While maybe not the most fun part of a machine learning problem, loading the data is an important step.  I'm going to cover my data loading methodology here so that you can get a feel for how I handle loading a dataset.

from sklearn.preprocessing import StandardScaler
import pandas as pd

TRAIN_DATA = "./data/train/train_data.csv"
VAL_DATA = "./data/val/val_data.csv"
TEST_DATA = "./data/test/test_data.csv"

def load_data():
"""Loads train, val, and test datasets from disk"""
train = pd.read_csv(TRAIN_DATA)
val = pd.read_csv(VAL_DATA)
test = pd.read_csv(TEST_DATA)

# we will use sklearn's StandardScaler to scale our data to 0 mean, unit variance.
scaler = StandardScaler()
train = scaler.fit_transform(train)
val = scaler.transform(val)
test = scaler.transform(test)
# we will use a dict to keep all this data tidy.
data = dict()

data["train_y"] = train[:, 10]
data["train_X"] = train[:, 0:9]
data["val_y"] = val[:, 10]
data["val_X"] = val[:, 0:9]
data["test_y"] = test[:, 10]
data["test_X"] = test[:, 0:9]
# it's a good idea to keep the scaler (or at least the mean/variance) so we can unscale predictions
data["scaler"] = scaler
return data

When I'm reading data from csv, excel, or even a DBMS, my first step is usually loading it into a pandas dataframe.  
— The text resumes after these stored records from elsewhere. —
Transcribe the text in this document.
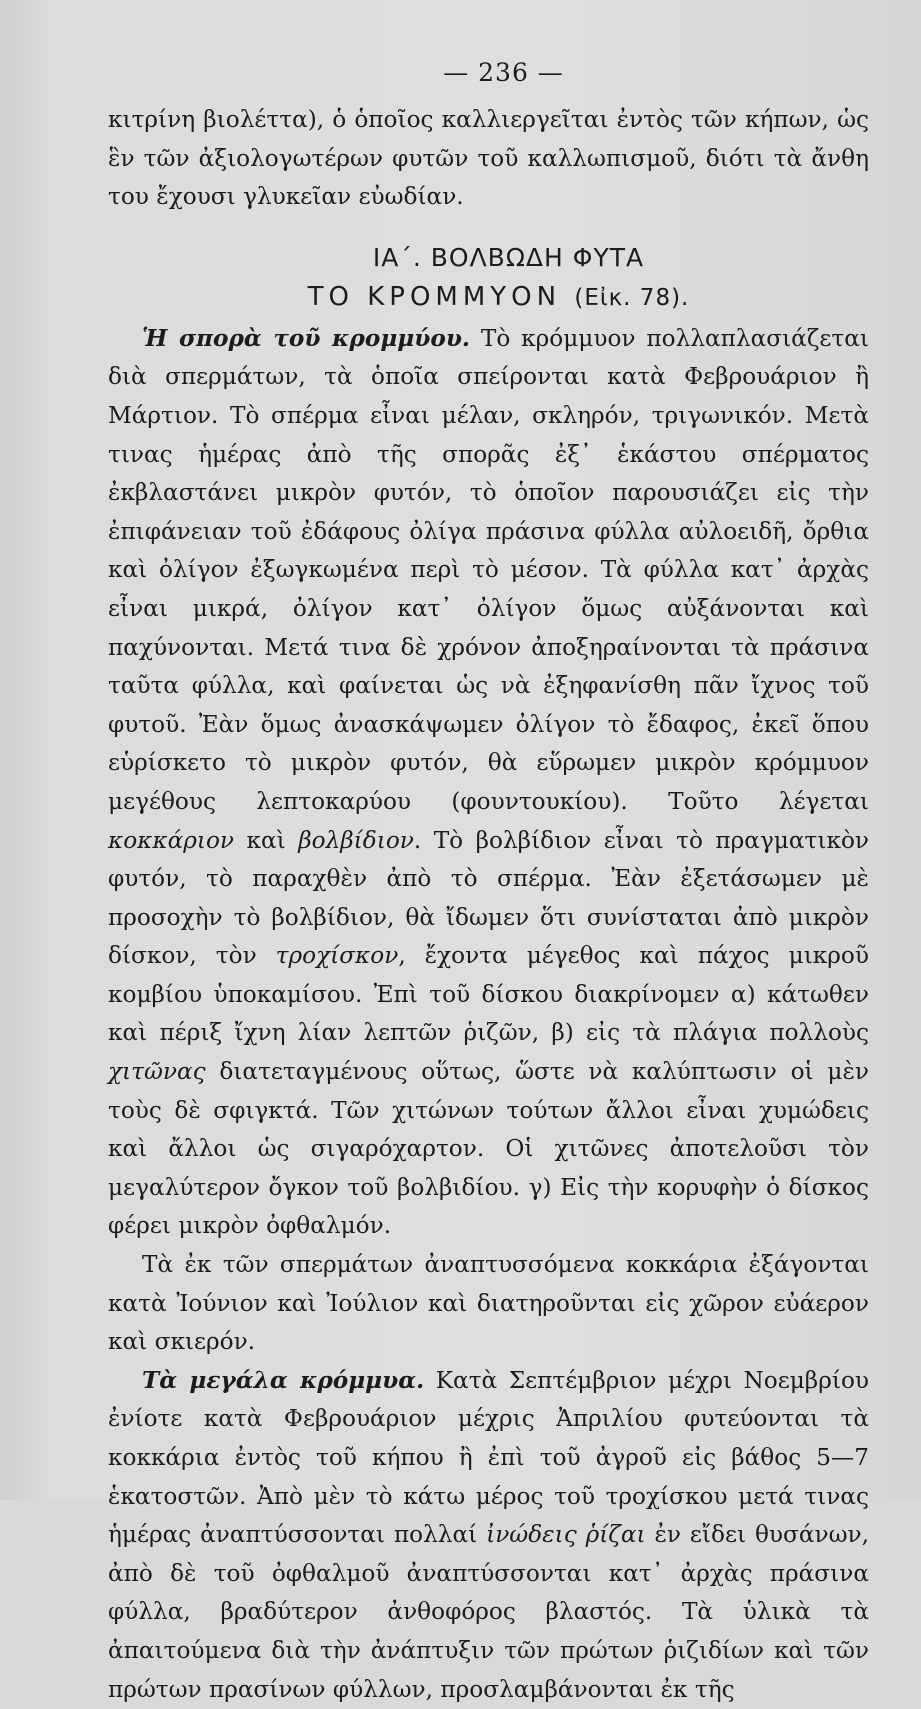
— 236 —

κιτρίνη βιολέττα), ὁ ὁποῖος καλλιεργεῖται ἐντὸς τῶν κήπων, ὡς ἓν τῶν ἀξιολογωτέρων φυτῶν τοῦ καλλωπισμοῦ, διότι τὰ ἄνθη του ἔχουσι γλυκεῖαν εὐωδίαν.

ΙΑ΄. ΒΟΛΒΩΔΗ ΦΥΤΑ
ΤΟ ΚΡΟΜΜΥΟΝ (Εἰκ. 78).

Ἡ σπορὰ τοῦ κρομμύου. Τὸ κρόμμυον πολλαπλασιάζεται διὰ σπερμάτων, τὰ ὁποῖα σπείρονται κατὰ Φεβρουάριον ἢ Μάρτιον. Τὸ σπέρμα εἶναι μέλαν, σκληρόν, τριγωνικόν. Μετὰ τινας ἡμέρας ἀπὸ τῆς σπορᾶς ἐξ᾽ ἑκάστου σπέρματος ἐκβλαστάνει μικρὸν φυτόν, τὸ ὁποῖον παρουσιάζει εἰς τὴν ἐπιφάνειαν τοῦ ἐδάφους ὀλίγα πράσινα φύλλα αὐλοειδῆ, ὄρθια καὶ ὀλίγον ἐξωγκωμένα περὶ τὸ μέσον. Τὰ φύλλα κατ᾽ ἀρχὰς εἶναι μικρά, ὀλίγον κατ᾽ ὀλίγον ὅμως αὐξάνονται καὶ παχύνονται. Μετά τινα δὲ χρόνον ἀποξηραίνονται τὰ πράσινα ταῦτα φύλλα, καὶ φαίνεται ὡς νὰ ἐξηφανίσθη πᾶν ἴχνος τοῦ φυτοῦ. Ἐὰν ὅμως ἀνασκάψωμεν ὀλίγον τὸ ἔδαφος, ἐκεῖ ὅπου εὑρίσκετο τὸ μικρὸν φυτόν, θὰ εὕρωμεν μικρὸν κρόμμυον μεγέθους λεπτοκαρύου (φουντουκίου). Τοῦτο λέγεται κοκκάριον καὶ βολβίδιον. Τὸ βολβίδιον εἶναι τὸ πραγματικὸν φυτόν, τὸ παραχθὲν ἀπὸ τὸ σπέρμα. Ἐὰν ἐξετάσωμεν μὲ προσοχὴν τὸ βολβίδιον, θὰ ἴδωμεν ὅτι συνίσταται ἀπὸ μικρὸν δίσκον, τὸν τροχίσκον, ἔχοντα μέγεθος καὶ πάχος μικροῦ κομβίου ὑποκαμίσου. Ἐπὶ τοῦ δίσκου διακρίνομεν α) κάτωθεν καὶ πέριξ ἴχνη λίαν λεπτῶν ῥιζῶν, β) εἰς τὰ πλάγια πολλοὺς χιτῶνας διατεταγμένους οὕτως, ὥστε νὰ καλύπτωσιν οἱ μὲν τοὺς δὲ σφιγκτά. Τῶν χιτώνων τούτων ἄλλοι εἶναι χυμώδεις καὶ ἄλλοι ὡς σιγαρόχαρτον. Οἱ χιτῶνες ἀποτελοῦσι τὸν μεγαλύτερον ὄγκον τοῦ βολβιδίου. γ) Εἰς τὴν κορυφὴν ὁ δίσκος φέρει μικρὸν ὀφθαλμόν.

Τὰ ἐκ τῶν σπερμάτων ἀναπτυσσόμενα κοκκάρια ἐξάγονται κατὰ Ἰούνιον καὶ Ἰούλιον καὶ διατηροῦνται εἰς χῶρον εὐάερον καὶ σκιερόν.

Τὰ μεγάλα κρόμμυα. Κατὰ Σεπτέμβριον μέχρι Νοεμβρίου ἐνίοτε κατὰ Φεβρουάριον μέχρις Ἀπριλίου φυτεύονται τὰ κοκκάρια ἐντὸς τοῦ κήπου ἢ ἐπὶ τοῦ ἀγροῦ εἰς βάθος 5—7 ἑκατοστῶν. Ἀπὸ μὲν τὸ κάτω μέρος τοῦ τροχίσκου μετά τινας ἡμέρας ἀναπτύσσονται πολλαί ἰνώδεις ῥίζαι ἐν εἴδει θυσάνων, ἀπὸ δὲ τοῦ ὀφθαλμοῦ ἀναπτύσσονται κατ᾽ ἀρχὰς πράσινα φύλλα, βραδύτερον ἀνθοφόρος βλαστός. Τὰ ὑλικὰ τὰ ἀπαιτούμενα διὰ τὴν ἀνάπτυξιν τῶν πρώτων ῥιζιδίων καὶ τῶν πρώτων πρασίνων φύλλων, προσλαμβάνονται ἐκ τῆς
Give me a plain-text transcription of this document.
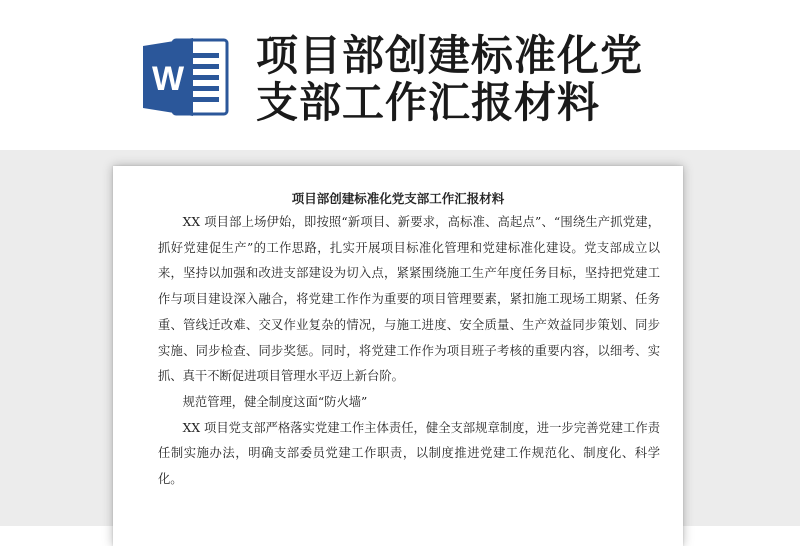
W 项目部创建标准化党
支部工作汇报材料
项目部创建标准化党支部工作汇报材料

XX 项目部上场伊始，即按照“新项目、新要求，高标准、高起点”、“围绕生产抓党建，抓好党建促生产”的工作思路，扎实开展项目标准化管理和党建标准化建设。党支部成立以来，坚持以加强和改进支部建设为切入点，紧紧围绕施工生产年度任务目标，坚持把党建工作与项目建设深入融合，将党建工作作为重要的项目管理要素，紧扣施工现场工期紧、任务重、管线迁改难、交叉作业复杂的情况，与施工进度、安全质量、生产效益同步策划、同步实施、同步检查、同步奖惩。同时，将党建工作作为项目班子考核的重要内容，以细考、实抓、真干不断促进项目管理水平迈上新台阶。

规范管理，健全制度这面“防火墙”

XX 项目党支部严格落实党建工作主体责任，健全支部规章制度，进一步完善党建工作责任制实施办法，明确支部委员党建工作职责，以制度推进党建工作规范化、制度化、科学化。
 It's important to normalize our data so that each feature is on a comparable scale, and that all those scales fall within the bounds of our activation functions. Here, I used Scikit-Learn's StandardScaler to accomplish this task. 

This gives us an overall dataset with shape (4898, 10). Our target variable, alcohol, is given as a percentage between 8% and 14.2%.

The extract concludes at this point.